Bringing art outdoors
Believing like Steiner that art should appeal to the full senses, Pilapil brings her work from the gallery to the outdoors. Some are mobile cells that dangle from the tall trees. Others feature little balls that wiggle from the springs.
A stainless steel sculpture, “The Sense of I,” becomes a mirror where the viewer can see the self and appreciate the uniqueness of others.
“People have been living in intense materialism. I want to wake them up,” she says.
Pilapil insists that art should have soul to be able to touch lives. She adds she is often appalled at how art is commoditized when people discuss prices rather than aesthetics. “The purpose of art is to serve higher ideals,” she says.
The artist was attracted to Steiner’s way of personal development. “He wants you to discover yourself in what you suggest for yourself to study and to learn. In the process, I became more aware and disciplined. When I was younger, I thought more about me and art as self-expression. ‘This is me.’ Now my art is created along with how it would serve the viewer, or how to elevate his thinking and feeling. When people say a work is beautiful, it touches their sensibility.”

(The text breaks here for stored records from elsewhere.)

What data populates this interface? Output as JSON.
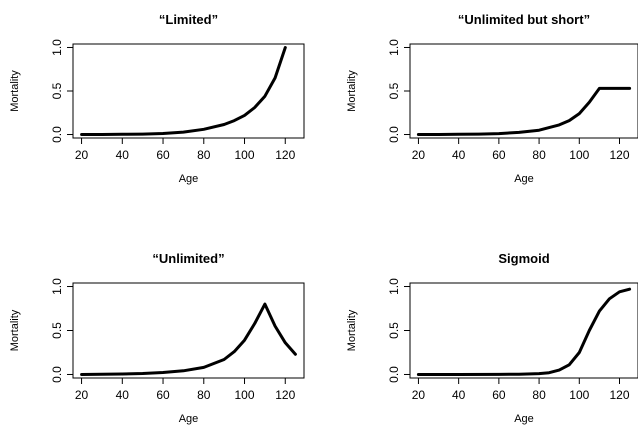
{
  "chart_data": [
    {
      "type": "line",
      "title": "“Limited”",
      "xlabel": "Age",
      "ylabel": "Mortality",
      "xlim": [
        20,
        125
      ],
      "ylim": [
        0,
        1
      ],
      "xticks": [
        "20",
        "40",
        "60",
        "80",
        "100",
        "120"
      ],
      "yticks": [
        "0.0",
        "0.5",
        "1.0"
      ],
      "grid": false,
      "series": [
        {
          "x": [
            20,
            30,
            40,
            50,
            60,
            70,
            80,
            90,
            95,
            100,
            105,
            110,
            115,
            120
          ],
          "y": [
            0.0,
            0.0,
            0.002,
            0.005,
            0.012,
            0.028,
            0.06,
            0.115,
            0.16,
            0.22,
            0.31,
            0.44,
            0.65,
            1.0
          ]
        }
      ]
    },
    {
      "type": "line",
      "title": "“Unlimited but short”",
      "xlabel": "Age",
      "ylabel": "Mortality",
      "xlim": [
        20,
        125
      ],
      "ylim": [
        0,
        1
      ],
      "xticks": [
        "20",
        "40",
        "60",
        "80",
        "100",
        "120"
      ],
      "yticks": [
        "0.0",
        "0.5",
        "1.0"
      ],
      "grid": false,
      "series": [
        {
          "x": [
            20,
            30,
            40,
            50,
            60,
            70,
            80,
            90,
            95,
            100,
            105,
            110,
            115,
            120,
            125
          ],
          "y": [
            0.0,
            0.0,
            0.002,
            0.005,
            0.011,
            0.024,
            0.05,
            0.11,
            0.16,
            0.24,
            0.37,
            0.53,
            0.53,
            0.53,
            0.53
          ]
        }
      ]
    },
    {
      "type": "line",
      "title": "“Unlimited”",
      "xlabel": "Age",
      "ylabel": "Mortality",
      "xlim": [
        20,
        125
      ],
      "ylim": [
        0,
        1
      ],
      "xticks": [
        "20",
        "40",
        "60",
        "80",
        "100",
        "120"
      ],
      "yticks": [
        "0.0",
        "0.5",
        "1.0"
      ],
      "grid": false,
      "series": [
        {
          "x": [
            20,
            30,
            40,
            50,
            60,
            70,
            80,
            90,
            95,
            100,
            105,
            110,
            115,
            120,
            125
          ],
          "y": [
            0.0,
            0.002,
            0.005,
            0.011,
            0.022,
            0.042,
            0.08,
            0.17,
            0.26,
            0.39,
            0.58,
            0.8,
            0.55,
            0.36,
            0.23
          ]
        }
      ]
    },
    {
      "type": "line",
      "title": "Sigmoid",
      "xlabel": "Age",
      "ylabel": "Mortality",
      "xlim": [
        20,
        125
      ],
      "ylim": [
        0,
        1
      ],
      "xticks": [
        "20",
        "40",
        "60",
        "80",
        "100",
        "120"
      ],
      "yticks": [
        "0.0",
        "0.5",
        "1.0"
      ],
      "grid": false,
      "series": [
        {
          "x": [
            20,
            40,
            60,
            70,
            80,
            85,
            90,
            95,
            100,
            105,
            110,
            115,
            120,
            125
          ],
          "y": [
            0.0,
            0.0,
            0.001,
            0.003,
            0.01,
            0.02,
            0.05,
            0.11,
            0.25,
            0.5,
            0.72,
            0.86,
            0.94,
            0.97
          ]
        }
      ]
    }
  ]
}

Following Steiner’s precept of freedom, Pilapil set her installations around Greenbelt for people to interact with. “In my heart, it was like an offering. I wanted them to look at art without the inhibitions of being in a gallery. I wanted them to feel at home with art in a public place,” she says.
Artworks destroyed
Despite Pilapil’s noble intentions, people have been abusive. She recalls that before the opening of the exhibit, “Mangrove,” a series of green loops adorned with balls, was damaged.

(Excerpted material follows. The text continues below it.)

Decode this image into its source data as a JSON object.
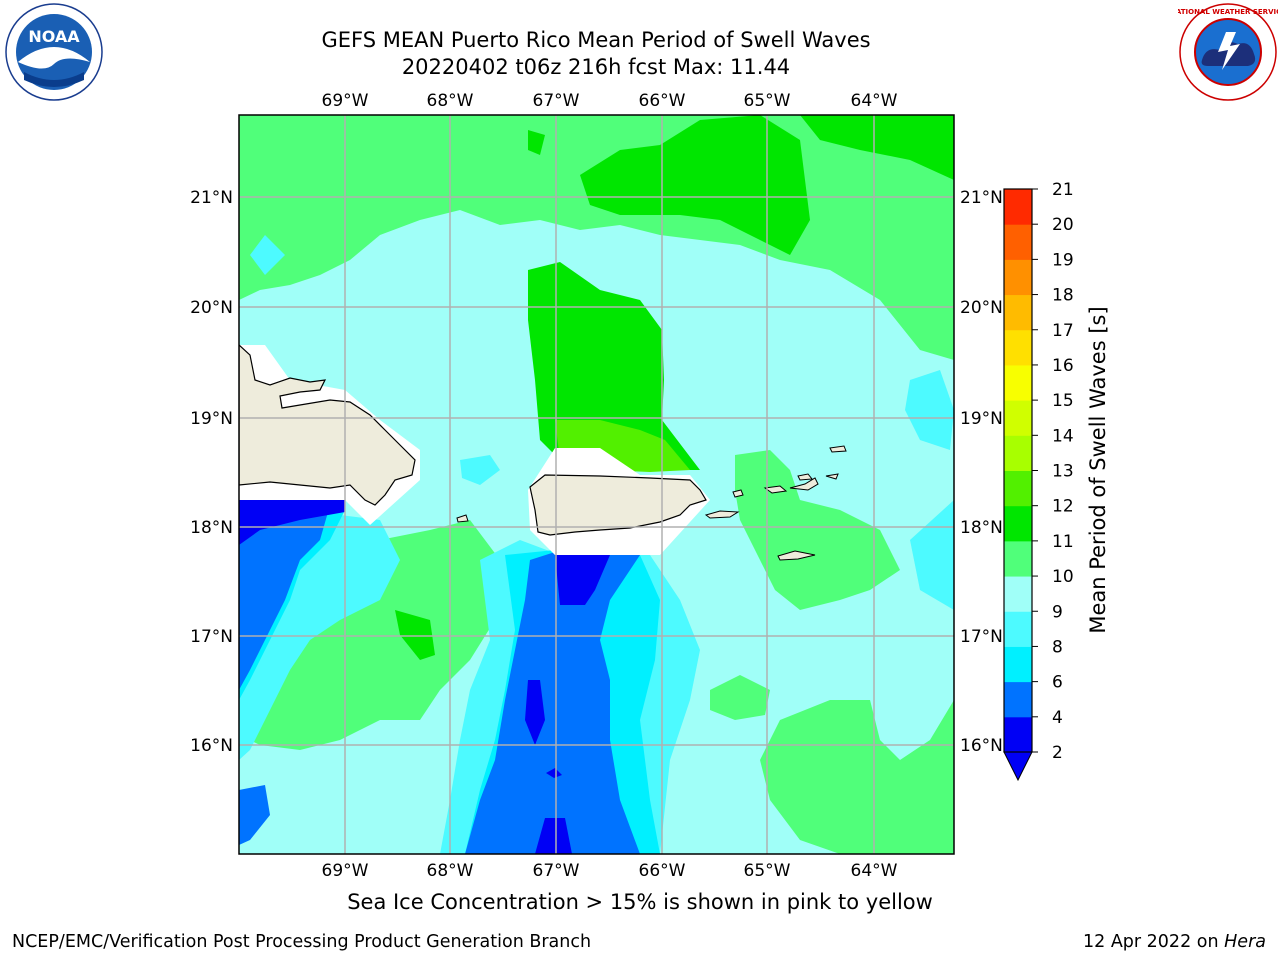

It took 30 people to put up the acrylic mobiles on the trees in Greenbelt’s pebble garden. People tried climbing up and touching them. Sometimes they would throw stones at the works with concave surfaces.
The “Wish Stone,” a table made with Romblon marble, was meant to be like a sacred altar. It became a dumping place for fast-food garbage. One day, a nanny even used it as a place to change an infant’s diapers.
One installation resembles skeletal pods with pistils waiting to germinate. They spring from rocks on the pond. It is titled “Life Is Always Reaching Out to Remind Us to Stop Awhile and Listen.” A middle-age lady took it literally by jumping over the pond, stepping on a rock and having a selfie taken.
In “Waterfall,” a stainless steel installation that evokes a vertical rush of water with droplets all around, people dare pick out the balls.
“They get interested in the shiny objects and pull them out. I don’t think they are consciously stealing, but they are challenged to remove them. Then they bring it home,” she observes.
In exasperation, Silvana Diaz, owner of Galleria Duemila, the organizer and curator of the exhibit, placed stanchions in front of the stainless steel works.
In contrast, she points out how her welder from Bulacan had been proud of participating in the show. On a Sunday, his seven-year-old son came to defend the sculptures from the affluent children who were throwing stones.
“He pleaded with them not to harm the pieces. Why does this boy have the sensibility and the other kids feel they have the right to destroy?” asks Pilapil.
Waxing philosophical, she remarks, “I don’t want to judge them as vandals. They are just curious and want to bring home a memento. That is how they get educated. I have to hold myself back and look at the bigger picture.”